Эфенди с глубоким вниманием рассматривал все это и таинственно покачивал головой.
— Если хоть одна из этих бумажек попадет в руки правительства, тебя и твоих сыновей поднимут на виселицу и конфискуют все твое имущество.
Старик стоял точно окаменелый и не мог выговорить ни слова.
— Все это надо сжечь, — сказал эфенди и снова вложил в мешок вынутые бумаги.
— Я уже ничего не понимаю и не соображаю, — ответил старик дрожащим голосом, и на его глаза навернулись слезы.
Вдруг в голове эфенди мелькнула мысль: «Зачем жечь? Нужно просмотреть все бумаги, авось, они понадобятся мне, зачем уничтожать?» — и он спросил старика:
— Нет ли в твоем доме тайника, куда можно было бы временно спрятать все это?
— Есть, — ответил старик.
В его доме действительно были потайные углы, куда в минуты опасности старик прятал свое ценное имущество, но так как в тех краях почти всегда было неспокойно, то некоторые из тайников были заняты, остался только один, который можно было показать эфенди.
Они взяли опасный мешок и отправились в чуланчик, где держали масло, вино и разные продукты. Пол чулана был устлан тонкими каменными плитами. Старик поднял две плиты, под ними оказалась маленькая железная дверь. Хачо достал из кармана ключ, вложил его в замочную скважину, повернул два раза, и дверь отворилась. Они спустились по узкой лестнице в подвал.
В мрачной пустоте подвала нельзя было ничего различить. Воздух был очень тяжел и удушлив. Оставив там мешок, они поспешно вышли. Старик запер дверь и прикрыл пол плитами так, что никому и в голову не пришло бы, что под ними скрывается тайник.
— Дай мне ключи, — сказал эфенди, — я спрячу; теперь у тебя нет друга вернее меня.
Хачо, не долго думая, отдал ему ключи. Он так перепугался, что готов был пополнить любое приказание эфенди.
— Мне нужно о многом поговорить с тобой, старшина, но теперь не время: того и гляди явится полиция с обыском, — сказал он торопливо. — Пока я дам тебе несколько советов: никто не должен знать о нашем свидании; все, что мы сделали, должно остаться тайной, о ней не должны знать даже твои сыновья и домашние.
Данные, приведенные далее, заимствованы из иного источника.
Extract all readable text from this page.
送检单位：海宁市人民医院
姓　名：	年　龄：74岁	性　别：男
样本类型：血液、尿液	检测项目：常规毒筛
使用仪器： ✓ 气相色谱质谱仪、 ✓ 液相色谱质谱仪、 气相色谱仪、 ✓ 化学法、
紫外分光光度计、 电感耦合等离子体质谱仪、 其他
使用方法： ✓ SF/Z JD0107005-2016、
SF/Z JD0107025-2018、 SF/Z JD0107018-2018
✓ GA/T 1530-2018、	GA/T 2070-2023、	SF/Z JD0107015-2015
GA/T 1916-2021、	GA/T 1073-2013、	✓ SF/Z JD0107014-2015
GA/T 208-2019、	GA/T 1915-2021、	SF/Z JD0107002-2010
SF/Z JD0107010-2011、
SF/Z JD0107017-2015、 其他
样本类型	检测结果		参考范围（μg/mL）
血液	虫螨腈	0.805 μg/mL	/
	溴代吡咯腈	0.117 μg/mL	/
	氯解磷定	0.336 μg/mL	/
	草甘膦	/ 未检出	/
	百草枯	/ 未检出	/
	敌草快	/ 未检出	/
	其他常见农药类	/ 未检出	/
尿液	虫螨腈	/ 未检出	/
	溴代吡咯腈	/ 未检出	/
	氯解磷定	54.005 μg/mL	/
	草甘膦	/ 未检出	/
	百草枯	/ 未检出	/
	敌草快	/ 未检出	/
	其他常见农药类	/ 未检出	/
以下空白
Когда грянет полиция, постарайся держаться кок можно спокойнее и притворяйся наивным. Пусть ищут, где хотят! Опасный мешок мы уже спрятали, сам дьявол не найдет его. Не отрицай того, что этот «свистун» жил у тебя, только скажи, что его знать не знаешь и ни тебе, ни твоим сыновьям не известно, почему он скитается в этих краях.
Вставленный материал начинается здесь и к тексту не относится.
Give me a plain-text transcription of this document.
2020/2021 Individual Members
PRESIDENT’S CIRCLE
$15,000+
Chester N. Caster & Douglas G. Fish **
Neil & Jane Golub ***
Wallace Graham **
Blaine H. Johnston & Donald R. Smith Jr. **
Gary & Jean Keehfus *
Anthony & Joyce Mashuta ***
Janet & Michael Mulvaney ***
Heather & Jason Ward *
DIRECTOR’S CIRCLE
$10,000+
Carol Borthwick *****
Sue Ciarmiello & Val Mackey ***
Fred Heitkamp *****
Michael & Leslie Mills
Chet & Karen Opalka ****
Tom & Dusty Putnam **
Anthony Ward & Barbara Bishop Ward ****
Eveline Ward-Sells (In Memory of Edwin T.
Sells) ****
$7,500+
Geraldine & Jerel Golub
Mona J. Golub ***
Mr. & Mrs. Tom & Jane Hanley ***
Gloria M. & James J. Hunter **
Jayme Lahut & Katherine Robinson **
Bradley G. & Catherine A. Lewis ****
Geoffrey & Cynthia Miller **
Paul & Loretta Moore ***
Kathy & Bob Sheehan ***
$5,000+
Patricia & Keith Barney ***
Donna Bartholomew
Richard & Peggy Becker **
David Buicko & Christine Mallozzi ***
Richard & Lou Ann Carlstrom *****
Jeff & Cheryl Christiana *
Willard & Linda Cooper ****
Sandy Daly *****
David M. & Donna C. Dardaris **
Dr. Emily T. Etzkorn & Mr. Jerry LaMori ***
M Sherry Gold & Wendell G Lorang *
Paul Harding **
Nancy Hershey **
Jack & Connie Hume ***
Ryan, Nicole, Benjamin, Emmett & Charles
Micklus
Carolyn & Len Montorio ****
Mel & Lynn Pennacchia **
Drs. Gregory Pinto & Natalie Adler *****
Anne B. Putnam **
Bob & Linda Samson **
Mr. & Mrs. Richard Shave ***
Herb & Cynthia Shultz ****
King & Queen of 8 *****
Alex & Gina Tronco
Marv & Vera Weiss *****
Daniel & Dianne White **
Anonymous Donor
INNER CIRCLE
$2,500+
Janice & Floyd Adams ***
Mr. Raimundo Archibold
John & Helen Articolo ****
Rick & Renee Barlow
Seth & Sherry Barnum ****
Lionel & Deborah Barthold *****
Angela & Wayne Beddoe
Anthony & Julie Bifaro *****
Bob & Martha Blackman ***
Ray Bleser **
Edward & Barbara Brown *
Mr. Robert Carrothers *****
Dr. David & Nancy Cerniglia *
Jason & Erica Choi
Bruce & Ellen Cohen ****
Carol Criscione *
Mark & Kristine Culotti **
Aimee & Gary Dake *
Окончив свои наставления, он вышел из чуланчика.
— Теперь укажи мне другой выход, откуда я мог бы улизнуть незаметно.
Старик повел его через задние ворота, ведущие к скотным дворам.
— Прощай. Я вернусь, когда кончится обыск, и как-нибудь улажу дело, ты не беспокойся.
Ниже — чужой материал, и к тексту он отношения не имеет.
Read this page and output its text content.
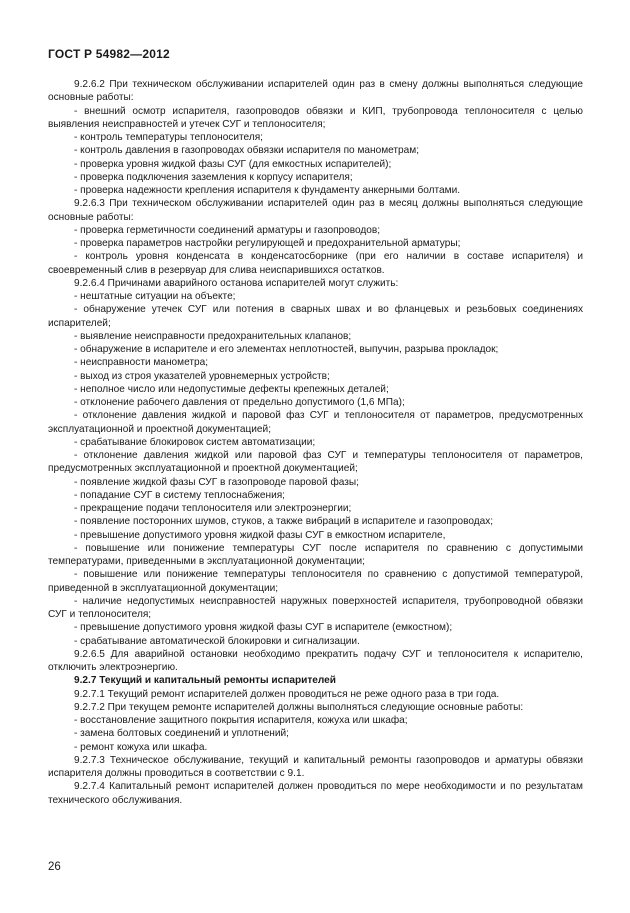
ГОСТ Р 54982—2012

9.2.6.2 При техническом обслуживании испарителей один раз в смену должны выполняться следующие основные работы:

- внешний осмотр испарителя, газопроводов обвязки и КИП, трубопровода теплоносителя с целью выявления неисправностей и утечек СУГ и теплоносителя;

- контроль температуры теплоносителя;

- контроль давления в газопроводах обвязки испарителя по манометрам;

- проверка уровня жидкой фазы СУГ (для емкостных испарителей);

- проверка подключения заземления к корпусу испарителя;

- проверка надежности крепления испарителя к фундаменту анкерными болтами.

9.2.6.3 При техническом обслуживании испарителей один раз в месяц должны выполняться следующие основные работы:

- проверка герметичности соединений арматуры и газопроводов;

- проверка параметров настройки регулирующей и предохранительной арматуры;

- контроль уровня конденсата в конденсатосборнике (при его наличии в составе испарителя) и своевременный слив в резервуар для слива неиспарившихся остатков.

9.2.6.4 Причинами аварийного останова испарителей могут служить:

- нештатные ситуации на объекте;

- обнаружение утечек СУГ или потения в сварных швах и во фланцевых и резьбовых соединениях испарителей;

- выявление неисправности предохранительных клапанов;

- обнаружение в испарителе и его элементах неплотностей, выпучин, разрыва прокладок;

- неисправности манометра;

- выход из строя указателей уровнемерных устройств;

- неполное число или недопустимые дефекты крепежных деталей;

- отклонение рабочего давления от предельно допустимого (1,6 МПа);

- отклонение давления жидкой и паровой фаз СУГ и теплоносителя от параметров, предусмотренных эксплуатационной и проектной документацией;

- срабатывание блокировок систем автоматизации;

- отклонение давления жидкой или паровой фаз СУГ и температуры теплоносителя от параметров, предусмотренных эксплуатационной и проектной документацией;

- появление жидкой фазы СУГ в газопроводе паровой фазы;

- попадание СУГ в систему теплоснабжения;

- прекращение подачи теплоносителя или электроэнергии;

- появление посторонних шумов, стуков, а также вибраций в испарителе и газопроводах;

- превышение допустимого уровня жидкой фазы СУГ в емкостном испарителе,

- повышение или понижение температуры СУГ после испарителя по сравнению с допустимыми температурами, приведенными в эксплуатационной документации;

- повышение или понижение температуры теплоносителя по сравнению с допустимой температурой, приведенной в эксплуатационной документации;

- наличие недопустимых неисправностей наружных поверхностей испарителя, трубопроводной обвязки СУГ и теплоносителя;

- превышение допустимого уровня жидкой фазы СУГ в испарителе (емкостном);

- срабатывание автоматической блокировки и сигнализации.

9.2.6.5 Для аварийной остановки необходимо прекратить подачу СУГ и теплоносителя к испарителю, отключить электроэнергию.

9.2.7 Текущий и капитальный ремонты испарителей

9.2.7.1 Текущий ремонт испарителей должен проводиться не реже одного раза в три года.

9.2.7.2 При текущем ремонте испарителей должны выполняться следующие основные работы:

- восстановление защитного покрытия испарителя, кожуха или шкафа;

- замена болтовых соединений и уплотнений;

- ремонт кожуха или шкафа.

9.2.7.3 Техническое обслуживание, текущий и капитальный ремонты газопроводов и арматуры обвязки испарителя должны проводиться в соответствии с 9.1.

9.2.7.4 Капитальный ремонт испарителей должен проводиться по мере необходимости и по результатам технического обслуживания.

26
Эфенди удалился. Дорогой он несколько раз повторял про себя: «Теперь жизнь твоя в моих руках, старшина Хачо, что захочу, то и сделаю»…
Был первый час. Вардан, Айрапет и Апо еще не возвращались, остальные сыновья работали в поле. Женщины заняты были приготовлением обеда. Крестьяне обычно обедают в поле, а потому никто из домашних не знал о случившемся.